My third beer - using dried hopped malts
My third homebrew, Homebrew 003 is intended to be an amber ale, and uses up some of the spare hops I have to hand following Brew 002. I'd bought some bags of prehopped light DME so I used up three of those and for a bit of extra flavour and colour added a bag of medium malt which is a bit darker and will add a more robust flavour to the beer. The only thing I noticed is that it doesn't say the type of hops used - I've googled it and can't find an answer, so I'll assume Golding (the 'standard' beer hop).
Again, looking to brew 20 pints or so (around 12.5 litres), I used the following:
3 bags of Muntons Light Pre-hopped DME and one bag of Muntons Medium DME (unhopped).
Hopping this is an interesting one - since the majority of the malt is already hopped and I'm going to be boiling it for an hour (the bittering hops), I only need to add flavouring hops and aroma hops, so therefore at 30 mins into the boil and with 5 mins to go.

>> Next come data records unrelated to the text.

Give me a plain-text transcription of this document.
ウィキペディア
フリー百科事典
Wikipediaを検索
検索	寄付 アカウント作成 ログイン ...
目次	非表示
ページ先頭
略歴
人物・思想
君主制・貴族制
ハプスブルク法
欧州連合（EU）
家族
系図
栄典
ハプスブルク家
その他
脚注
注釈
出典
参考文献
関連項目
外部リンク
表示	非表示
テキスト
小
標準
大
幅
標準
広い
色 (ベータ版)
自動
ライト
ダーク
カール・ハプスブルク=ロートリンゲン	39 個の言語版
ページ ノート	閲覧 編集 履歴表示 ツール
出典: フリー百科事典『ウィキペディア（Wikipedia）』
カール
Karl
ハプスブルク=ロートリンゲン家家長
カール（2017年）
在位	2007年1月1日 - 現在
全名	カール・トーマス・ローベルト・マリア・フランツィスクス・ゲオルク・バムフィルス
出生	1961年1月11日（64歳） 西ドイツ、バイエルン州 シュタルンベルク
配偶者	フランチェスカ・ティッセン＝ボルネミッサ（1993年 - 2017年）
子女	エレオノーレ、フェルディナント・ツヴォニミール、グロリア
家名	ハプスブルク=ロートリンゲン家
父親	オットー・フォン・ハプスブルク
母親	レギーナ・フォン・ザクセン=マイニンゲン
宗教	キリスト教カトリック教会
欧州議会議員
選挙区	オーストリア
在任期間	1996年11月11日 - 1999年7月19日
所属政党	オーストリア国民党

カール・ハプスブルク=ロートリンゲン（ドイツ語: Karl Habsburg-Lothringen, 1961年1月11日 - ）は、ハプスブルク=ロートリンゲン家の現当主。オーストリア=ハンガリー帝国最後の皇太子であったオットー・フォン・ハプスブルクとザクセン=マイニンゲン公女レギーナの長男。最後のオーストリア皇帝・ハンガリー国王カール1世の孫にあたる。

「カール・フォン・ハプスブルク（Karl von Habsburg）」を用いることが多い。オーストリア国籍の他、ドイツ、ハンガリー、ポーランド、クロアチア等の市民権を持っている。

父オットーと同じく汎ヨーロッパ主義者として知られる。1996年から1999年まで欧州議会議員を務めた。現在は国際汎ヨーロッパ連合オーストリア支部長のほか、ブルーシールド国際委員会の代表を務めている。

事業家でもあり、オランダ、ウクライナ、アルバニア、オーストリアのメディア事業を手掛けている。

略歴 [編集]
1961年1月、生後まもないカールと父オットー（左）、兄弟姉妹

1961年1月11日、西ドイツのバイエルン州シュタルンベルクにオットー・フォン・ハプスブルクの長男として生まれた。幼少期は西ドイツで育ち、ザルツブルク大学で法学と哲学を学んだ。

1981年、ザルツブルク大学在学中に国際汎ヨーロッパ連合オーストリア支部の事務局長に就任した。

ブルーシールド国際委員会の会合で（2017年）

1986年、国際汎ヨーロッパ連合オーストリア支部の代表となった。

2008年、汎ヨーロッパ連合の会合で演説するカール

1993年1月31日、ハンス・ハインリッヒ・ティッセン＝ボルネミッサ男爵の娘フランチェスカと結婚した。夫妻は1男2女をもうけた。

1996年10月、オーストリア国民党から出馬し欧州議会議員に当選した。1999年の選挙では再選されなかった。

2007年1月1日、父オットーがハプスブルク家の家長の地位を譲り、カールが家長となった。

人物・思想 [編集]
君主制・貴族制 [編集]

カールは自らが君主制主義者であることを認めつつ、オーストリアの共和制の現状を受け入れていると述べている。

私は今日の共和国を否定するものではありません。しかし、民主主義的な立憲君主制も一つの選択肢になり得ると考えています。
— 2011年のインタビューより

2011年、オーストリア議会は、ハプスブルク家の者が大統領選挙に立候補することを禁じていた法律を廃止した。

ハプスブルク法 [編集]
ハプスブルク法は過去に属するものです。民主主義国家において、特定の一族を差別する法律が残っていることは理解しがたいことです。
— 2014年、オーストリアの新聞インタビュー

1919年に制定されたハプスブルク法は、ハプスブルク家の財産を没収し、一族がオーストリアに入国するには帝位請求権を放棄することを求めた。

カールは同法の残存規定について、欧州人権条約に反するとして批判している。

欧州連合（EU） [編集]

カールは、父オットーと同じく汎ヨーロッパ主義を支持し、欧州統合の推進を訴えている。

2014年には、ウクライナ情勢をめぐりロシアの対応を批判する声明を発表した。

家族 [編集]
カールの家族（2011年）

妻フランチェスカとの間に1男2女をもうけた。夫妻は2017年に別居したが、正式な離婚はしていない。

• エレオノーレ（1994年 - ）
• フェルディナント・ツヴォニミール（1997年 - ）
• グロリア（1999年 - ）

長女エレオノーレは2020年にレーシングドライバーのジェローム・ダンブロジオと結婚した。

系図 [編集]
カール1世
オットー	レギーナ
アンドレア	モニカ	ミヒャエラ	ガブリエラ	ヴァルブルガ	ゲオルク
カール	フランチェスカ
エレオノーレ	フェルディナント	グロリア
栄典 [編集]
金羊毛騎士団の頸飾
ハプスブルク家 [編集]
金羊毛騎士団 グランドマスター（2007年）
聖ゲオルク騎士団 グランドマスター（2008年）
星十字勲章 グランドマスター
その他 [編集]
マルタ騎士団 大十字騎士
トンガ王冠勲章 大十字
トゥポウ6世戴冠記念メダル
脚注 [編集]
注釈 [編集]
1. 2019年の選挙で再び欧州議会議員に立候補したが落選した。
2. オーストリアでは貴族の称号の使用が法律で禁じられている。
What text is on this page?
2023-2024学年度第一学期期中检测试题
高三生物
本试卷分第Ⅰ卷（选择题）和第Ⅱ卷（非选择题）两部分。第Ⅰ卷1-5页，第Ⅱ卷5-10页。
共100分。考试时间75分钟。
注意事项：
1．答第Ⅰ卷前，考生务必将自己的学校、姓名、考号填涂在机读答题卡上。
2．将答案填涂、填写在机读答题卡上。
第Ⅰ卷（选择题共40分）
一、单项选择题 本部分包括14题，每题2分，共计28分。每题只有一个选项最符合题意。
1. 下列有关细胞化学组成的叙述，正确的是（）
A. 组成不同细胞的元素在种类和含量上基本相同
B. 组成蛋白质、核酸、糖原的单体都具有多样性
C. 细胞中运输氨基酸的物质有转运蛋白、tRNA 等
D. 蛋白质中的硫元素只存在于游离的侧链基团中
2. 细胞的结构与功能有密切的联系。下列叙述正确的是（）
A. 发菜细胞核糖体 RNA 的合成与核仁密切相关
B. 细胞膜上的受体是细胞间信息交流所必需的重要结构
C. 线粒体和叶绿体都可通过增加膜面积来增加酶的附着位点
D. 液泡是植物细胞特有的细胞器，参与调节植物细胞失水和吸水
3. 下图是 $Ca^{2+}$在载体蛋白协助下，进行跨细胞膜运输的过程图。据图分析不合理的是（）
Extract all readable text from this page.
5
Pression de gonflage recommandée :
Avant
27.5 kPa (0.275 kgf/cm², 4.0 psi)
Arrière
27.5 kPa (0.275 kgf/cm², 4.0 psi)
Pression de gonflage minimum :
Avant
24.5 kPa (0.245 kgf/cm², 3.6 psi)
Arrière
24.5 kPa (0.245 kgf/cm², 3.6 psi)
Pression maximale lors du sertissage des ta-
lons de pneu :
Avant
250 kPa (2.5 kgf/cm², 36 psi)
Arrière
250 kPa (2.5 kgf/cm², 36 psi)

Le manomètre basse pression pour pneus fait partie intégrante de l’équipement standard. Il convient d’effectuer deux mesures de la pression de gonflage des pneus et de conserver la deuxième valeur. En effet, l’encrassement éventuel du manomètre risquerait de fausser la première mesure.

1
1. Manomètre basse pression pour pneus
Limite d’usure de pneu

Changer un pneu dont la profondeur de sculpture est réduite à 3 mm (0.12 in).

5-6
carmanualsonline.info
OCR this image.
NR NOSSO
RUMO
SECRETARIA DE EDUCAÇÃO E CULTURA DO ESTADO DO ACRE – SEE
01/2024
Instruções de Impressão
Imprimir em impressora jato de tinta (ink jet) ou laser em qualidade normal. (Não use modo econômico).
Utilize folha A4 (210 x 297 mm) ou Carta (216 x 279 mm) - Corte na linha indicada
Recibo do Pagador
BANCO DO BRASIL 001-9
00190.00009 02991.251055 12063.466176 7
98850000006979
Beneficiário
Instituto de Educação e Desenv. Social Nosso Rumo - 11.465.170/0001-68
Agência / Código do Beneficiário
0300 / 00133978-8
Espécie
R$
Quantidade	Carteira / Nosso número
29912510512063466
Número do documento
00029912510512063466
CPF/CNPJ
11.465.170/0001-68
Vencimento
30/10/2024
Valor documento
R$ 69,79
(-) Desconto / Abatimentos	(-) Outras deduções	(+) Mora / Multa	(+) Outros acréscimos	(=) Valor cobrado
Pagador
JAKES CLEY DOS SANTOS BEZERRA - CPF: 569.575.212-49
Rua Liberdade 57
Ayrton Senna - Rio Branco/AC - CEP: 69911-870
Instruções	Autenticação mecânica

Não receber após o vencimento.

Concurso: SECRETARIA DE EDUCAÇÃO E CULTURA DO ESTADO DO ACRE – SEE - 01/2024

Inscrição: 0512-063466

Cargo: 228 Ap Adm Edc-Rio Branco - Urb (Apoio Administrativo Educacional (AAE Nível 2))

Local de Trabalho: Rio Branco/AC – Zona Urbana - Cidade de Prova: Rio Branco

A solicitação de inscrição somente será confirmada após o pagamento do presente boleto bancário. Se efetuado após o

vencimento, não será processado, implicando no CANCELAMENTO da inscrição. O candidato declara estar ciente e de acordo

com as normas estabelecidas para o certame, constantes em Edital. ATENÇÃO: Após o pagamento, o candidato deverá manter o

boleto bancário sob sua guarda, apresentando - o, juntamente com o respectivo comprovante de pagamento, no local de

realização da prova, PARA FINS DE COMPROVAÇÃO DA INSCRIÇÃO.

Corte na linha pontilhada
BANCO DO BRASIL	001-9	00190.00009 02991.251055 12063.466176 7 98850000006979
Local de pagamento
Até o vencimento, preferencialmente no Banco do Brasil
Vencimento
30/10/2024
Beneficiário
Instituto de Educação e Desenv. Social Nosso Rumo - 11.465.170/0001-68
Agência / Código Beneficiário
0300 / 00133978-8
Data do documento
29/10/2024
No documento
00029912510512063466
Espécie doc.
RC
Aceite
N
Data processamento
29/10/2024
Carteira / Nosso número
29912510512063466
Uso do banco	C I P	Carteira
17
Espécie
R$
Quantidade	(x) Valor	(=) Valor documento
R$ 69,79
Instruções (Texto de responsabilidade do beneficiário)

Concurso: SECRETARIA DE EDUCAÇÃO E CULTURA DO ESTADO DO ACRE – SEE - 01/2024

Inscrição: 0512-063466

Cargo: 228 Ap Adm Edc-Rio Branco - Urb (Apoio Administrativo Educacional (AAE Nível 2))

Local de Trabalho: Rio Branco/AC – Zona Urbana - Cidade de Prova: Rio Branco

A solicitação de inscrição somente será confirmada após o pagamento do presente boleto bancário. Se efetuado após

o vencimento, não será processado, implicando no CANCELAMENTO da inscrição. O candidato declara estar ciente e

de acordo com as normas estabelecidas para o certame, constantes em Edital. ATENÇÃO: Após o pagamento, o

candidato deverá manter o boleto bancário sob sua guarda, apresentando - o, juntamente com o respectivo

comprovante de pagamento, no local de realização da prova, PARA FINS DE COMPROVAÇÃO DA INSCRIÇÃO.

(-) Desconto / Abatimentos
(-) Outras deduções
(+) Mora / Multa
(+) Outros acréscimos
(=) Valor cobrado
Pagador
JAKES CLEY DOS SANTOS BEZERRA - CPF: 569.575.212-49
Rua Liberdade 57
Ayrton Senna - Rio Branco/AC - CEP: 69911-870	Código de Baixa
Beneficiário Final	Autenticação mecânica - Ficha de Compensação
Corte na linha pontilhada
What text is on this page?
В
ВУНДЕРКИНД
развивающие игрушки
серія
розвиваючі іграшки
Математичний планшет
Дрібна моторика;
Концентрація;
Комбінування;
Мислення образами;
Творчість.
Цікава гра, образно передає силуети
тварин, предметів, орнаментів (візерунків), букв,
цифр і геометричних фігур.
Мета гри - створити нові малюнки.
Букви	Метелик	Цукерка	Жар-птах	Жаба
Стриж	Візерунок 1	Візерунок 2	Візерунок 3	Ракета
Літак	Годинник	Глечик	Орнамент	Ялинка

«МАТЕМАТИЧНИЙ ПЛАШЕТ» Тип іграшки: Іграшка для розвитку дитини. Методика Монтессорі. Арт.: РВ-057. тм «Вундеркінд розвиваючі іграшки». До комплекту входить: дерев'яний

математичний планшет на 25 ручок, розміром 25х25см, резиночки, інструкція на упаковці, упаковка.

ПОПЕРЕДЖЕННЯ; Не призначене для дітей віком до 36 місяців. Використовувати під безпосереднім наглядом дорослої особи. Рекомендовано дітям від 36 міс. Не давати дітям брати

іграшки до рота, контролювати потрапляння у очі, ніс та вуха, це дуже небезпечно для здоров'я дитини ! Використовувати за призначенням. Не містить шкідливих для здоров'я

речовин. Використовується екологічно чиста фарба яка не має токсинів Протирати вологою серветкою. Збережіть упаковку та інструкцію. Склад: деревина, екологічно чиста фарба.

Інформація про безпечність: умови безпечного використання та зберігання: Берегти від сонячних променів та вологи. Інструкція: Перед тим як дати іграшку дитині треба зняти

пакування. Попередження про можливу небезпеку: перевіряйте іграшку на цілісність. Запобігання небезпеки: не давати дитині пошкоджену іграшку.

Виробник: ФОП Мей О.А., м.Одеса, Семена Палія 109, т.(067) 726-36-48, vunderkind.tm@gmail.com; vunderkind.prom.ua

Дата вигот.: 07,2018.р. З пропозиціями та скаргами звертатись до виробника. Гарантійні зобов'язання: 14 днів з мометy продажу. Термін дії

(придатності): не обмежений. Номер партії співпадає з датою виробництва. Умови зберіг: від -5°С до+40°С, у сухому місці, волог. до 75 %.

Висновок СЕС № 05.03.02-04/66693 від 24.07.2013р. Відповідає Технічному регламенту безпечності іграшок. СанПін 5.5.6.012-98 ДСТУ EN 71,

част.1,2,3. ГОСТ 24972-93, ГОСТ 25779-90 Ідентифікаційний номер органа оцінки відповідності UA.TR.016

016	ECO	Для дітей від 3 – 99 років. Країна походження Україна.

30 mins in, I added the Styrian Goldings, around 30g of them - having learned from last time, I used a hop bag. It's a bit like a cloth teabag, and it cost 25p in my local homebrew shop - you use them once only. To use them, get your hops, crumble them, put them in the bag and tie a knot in it. I did this for the Styrian hops and added them in on 30 mins. It really does make life easier if you don't have a huge pan and a mash tun...
Speaking of big pan, although I didn't have any boilovers this time, I did have to tip out some of the wort from time to time to avoid it boiling over. It's not something I want to do, but I have a remedy - I've ordered a 17 litre stockpot (large pan!) from eBay, so that should help a lot for Brew 004.